With the increasing number of drowning victims, the World’s Largest Swimming Lesson was held in the city to promote various swimming skills and drowning prevention.

Published: 26th June 2017 07:40 AM  |   Last Updated: 26th June 2017 07:40 AM   |  A+A-

Express News Service

CHENNAI: World’s Largest Swimming Lesson (WLSL), an annual event aimed at promoting swimming skills and drowning prevention, is given every year on June 22 and it made its debut in India three years ago. This year around 4,000 people participated at WLSL in India and in Chennai swimming lessons were given across six swimming pools for 12 hours in an attempt for a Guinness Record.

“In a road accident, the victim is visible. But in the water, it’s not so, especially in beaches if one drowns there, the body can be washed ashore anywhere, based on the tide. And at night it’s hardly visible,” says Tarun Murugesh, lifeguard and first-aid trainer, Rashtriya Life Saving Society, India, which is the official branch of Royal Life Saving Society Commonwealth, a non-profit training organisation specialised in water safety, structured across 19 states in India. “We always say swimming is one skill everyone needs to learn, not to save others but themselves. There’s more water than land in the world, and you know, they say the world’s going to come to an end because of water,” he laughs.

Children and adults alike took part in the event to learn swimming and life-saving techniques. “Kids learn safety when taught through games and activities,” he explains. The foremost technique is dry rescue — without getting into water. You can throw a rope or pole to pull the drowning person out.  “When you stand at the edge of a pool holding a pole, you might get pulled in. Always lie down, so there’s more gravity, and then pull. If you are using a rope, tie one end of the rope under your feet first,” he advises.
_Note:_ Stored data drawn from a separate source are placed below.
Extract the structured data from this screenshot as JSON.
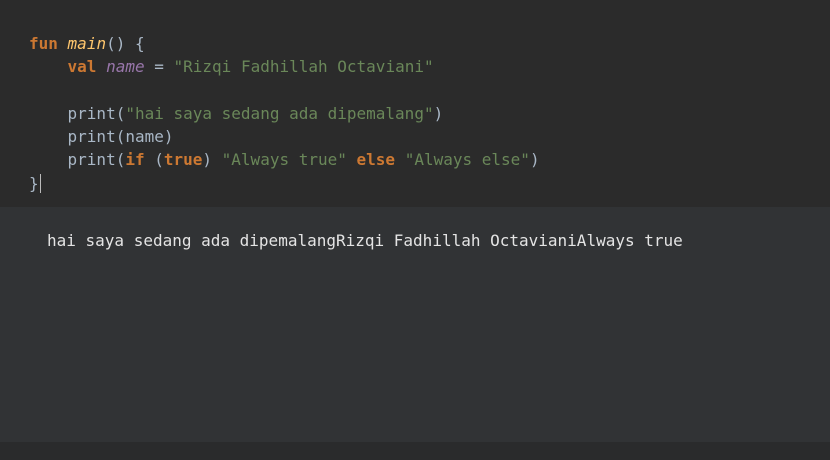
{
  "editor": {
    "lines": [
      [
        {
          "t": "fun",
          "c": "kw"
        },
        {
          "t": " ",
          "c": "plain"
        },
        {
          "t": "main",
          "c": "fn"
        },
        {
          "t": "() {",
          "c": "plain"
        }
      ],
      [
        {
          "t": "    ",
          "c": "plain"
        },
        {
          "t": "val",
          "c": "kw"
        },
        {
          "t": " ",
          "c": "plain"
        },
        {
          "t": "name",
          "c": "var"
        },
        {
          "t": " = ",
          "c": "plain"
        },
        {
          "t": "\"Rizqi Fadhillah Octaviani\"",
          "c": "str"
        }
      ],
      [],
      [
        {
          "t": "    print(",
          "c": "plain"
        },
        {
          "t": "\"hai saya sedang ada dipemalang\"",
          "c": "str"
        },
        {
          "t": ")",
          "c": "plain"
        }
      ],
      [
        {
          "t": "    print(name)",
          "c": "plain"
        }
      ],
      [
        {
          "t": "    print(",
          "c": "plain"
        },
        {
          "t": "if",
          "c": "kw"
        },
        {
          "t": " (",
          "c": "plain"
        },
        {
          "t": "true",
          "c": "kw"
        },
        {
          "t": ") ",
          "c": "plain"
        },
        {
          "t": "\"Always true\"",
          "c": "str"
        },
        {
          "t": " ",
          "c": "plain"
        },
        {
          "t": "else",
          "c": "kw"
        },
        {
          "t": " ",
          "c": "plain"
        },
        {
          "t": "\"Always else\"",
          "c": "str"
        },
        {
          "t": ")",
          "c": "plain"
        }
      ],
      [
        {
          "t": "}",
          "c": "plain"
        }
      ]
    ],
    "cursor_line": 6
  },
  "output": {
    "text": "hai saya sedang ada dipemalangRizqi Fadhillah OctavianiAlways true"
  },
  "colors": {
    "keyword": "#cc7832",
    "function": "#ffc66d",
    "variable": "#9876aa",
    "string": "#6a8759",
    "plain": "#a9b7c6",
    "editor_bg": "#2b2b2b",
    "output_bg": "#313335"
  }
}
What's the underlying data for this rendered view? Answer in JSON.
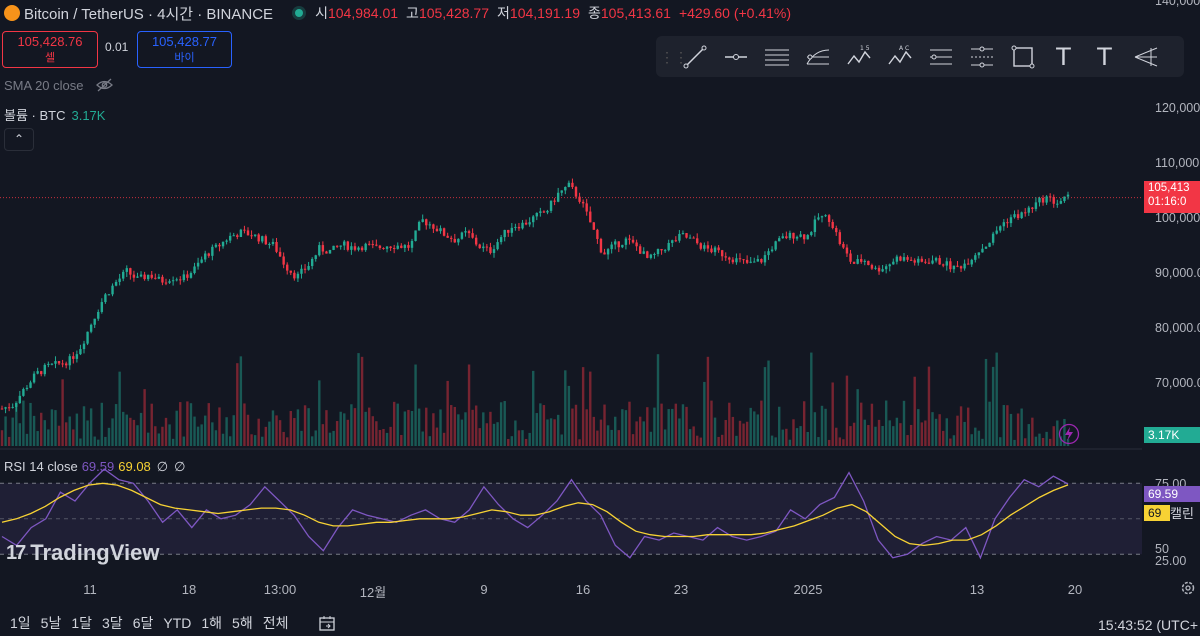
{
  "header": {
    "title": "Bitcoin / TetherUS · 4시간 · BINANCE",
    "open_label": "시",
    "open": "104,984.01",
    "high_label": "고",
    "high": "105,428.77",
    "low_label": "저",
    "low": "104,191.19",
    "close_label": "종",
    "close": "105,413.61",
    "change": "+429.60 (+0.41%)"
  },
  "trade": {
    "sell_price": "105,428.76",
    "sell_label": "셀",
    "spread": "0.01",
    "buy_price": "105,428.77",
    "buy_label": "바이"
  },
  "indicators": {
    "sma": "SMA 20 close",
    "volume_label": "볼륨 · BTC",
    "volume_value": "3.17K",
    "rsi_label": "RSI 14 close",
    "rsi_value": "69.59",
    "rsi_ma_value": "69.08",
    "rsi_null1": "∅",
    "rsi_null2": "∅"
  },
  "price_axis": {
    "ticks": [
      "140,000",
      "120,000",
      "110,000",
      "100,000",
      "90,000.0",
      "80,000.0",
      "70,000.0"
    ],
    "current_price": "105,413",
    "countdown": "01:16:0",
    "volume_tag": "3.17K",
    "rsi_tag": "69.59",
    "rsi_ma_tag": "69",
    "rsi_ticks": [
      "75.00",
      "50",
      "25.00"
    ],
    "overflow_label": "캘린"
  },
  "time_axis": {
    "ticks": [
      "11",
      "18",
      "13:00",
      "12월",
      "9",
      "16",
      "23",
      "2025",
      "13",
      "20"
    ]
  },
  "ranges": [
    "1일",
    "5날",
    "1달",
    "3달",
    "6달",
    "YTD",
    "1해",
    "5해",
    "전체"
  ],
  "clock": "15:43:52 (UTC+",
  "brand": "TradingView",
  "toolbar_text_tools": [
    "T",
    "T"
  ],
  "colors": {
    "up": "#22ab94",
    "down": "#f23645",
    "rsi": "#7e57c2",
    "rsi_ma": "#f7d234",
    "background": "#131722"
  },
  "chart_data": {
    "type": "candlestick",
    "symbol": "Bitcoin / TetherUS",
    "interval": "4시간",
    "ylim": [
      63000,
      140000
    ],
    "closes": [
      68500,
      69200,
      72000,
      74500,
      75800,
      76300,
      77000,
      79500,
      84000,
      88000,
      90500,
      92500,
      91000,
      92000,
      90800,
      91500,
      91300,
      93000,
      95500,
      96800,
      98500,
      99300,
      99000,
      98000,
      97000,
      93500,
      91500,
      93500,
      96500,
      96000,
      97200,
      96700,
      97000,
      96600,
      97100,
      97000,
      96800,
      101500,
      100500,
      99000,
      98000,
      99300,
      97000,
      96000,
      98500,
      100500,
      100800,
      102000,
      103000,
      106000,
      107500,
      105000,
      100500,
      95500,
      97000,
      98000,
      96800,
      94500,
      96000,
      97500,
      98800,
      97800,
      96500,
      96000,
      95200,
      94300,
      93800,
      94500,
      97000,
      98500,
      99000,
      98600,
      102000,
      101800,
      97000,
      93800,
      94600,
      92800,
      93500,
      95000,
      94500,
      94000,
      94500,
      94000,
      93000,
      94000,
      96000,
      97500,
      100500,
      102000,
      102500,
      104000,
      105500,
      104500,
      105413
    ],
    "rsi": {
      "length": 14,
      "ylim": [
        20,
        82
      ],
      "rsi_values": [
        40,
        35,
        45,
        50,
        65,
        60,
        70,
        78,
        72,
        70,
        60,
        48,
        55,
        45,
        55,
        50,
        52,
        58,
        68,
        60,
        52,
        40,
        32,
        45,
        55,
        52,
        50,
        48,
        52,
        55,
        50,
        48,
        55,
        68,
        58,
        50,
        45,
        52,
        60,
        72,
        60,
        52,
        35,
        28,
        40,
        38,
        42,
        40,
        38,
        45,
        40,
        38,
        40,
        43,
        55,
        50,
        58,
        62,
        76,
        60,
        38,
        28,
        30,
        36,
        40,
        38,
        45,
        28,
        50,
        62,
        72,
        68,
        74,
        69.59
      ],
      "ma_values": [
        48,
        50,
        53,
        57,
        62,
        66,
        69,
        70,
        69,
        66,
        62,
        58,
        56,
        55,
        54,
        53,
        54,
        55,
        56,
        56,
        55,
        52,
        48,
        46,
        46,
        47,
        48,
        48,
        49,
        50,
        50,
        50,
        51,
        53,
        55,
        54,
        52,
        52,
        54,
        57,
        59,
        58,
        54,
        48,
        43,
        41,
        40,
        40,
        40,
        41,
        41,
        41,
        41,
        42,
        44,
        46,
        49,
        52,
        56,
        58,
        54,
        47,
        40,
        36,
        35,
        36,
        38,
        38,
        41,
        46,
        52,
        57,
        62,
        66,
        69.08
      ]
    }
  }
}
They conducted live demonstrations to show how you have to always pull the person from the back if you get into the water, otherwise the person will pull you down in panic. “Never catch the hair and pull. When you pull a person with their hair over 15-20m, or in cases of the beach it’s as far as 200m, you save the person; but the entire weight, when unconscious, is more, and they might dislocate their spinal cord. They won’t die but they’ll have to use a wheelchair for the rest of their lives,” he says, adding that if you save, save the right way. “There are incidents where people try to save others and drown themselves.

Know when to let go — don’t become the next victim,” he warns. If you can’t calm the person, splash water on their face, or gently push with your feet on their chest, create space and go under and catch them. He advises, “You should always control the victim, don’t let the victim control you.”

The training also included how to recognise swimmers — a non-swimmer appears to be trying to climb vertically up but failing to; a weak swimmer has weak body movements and tries to swim horizontally; an injured swimmer holds up the injured part and cries for help; a drowned victim will be at the bottom of the pool. Always save the non-swimmer first, then proceed in hierarchy. D Jayaraman, secretary, Tamil Nadu State Aquatics Association and coach at Savera Hotel says, “A coach should not take more than 10-12 people a class.”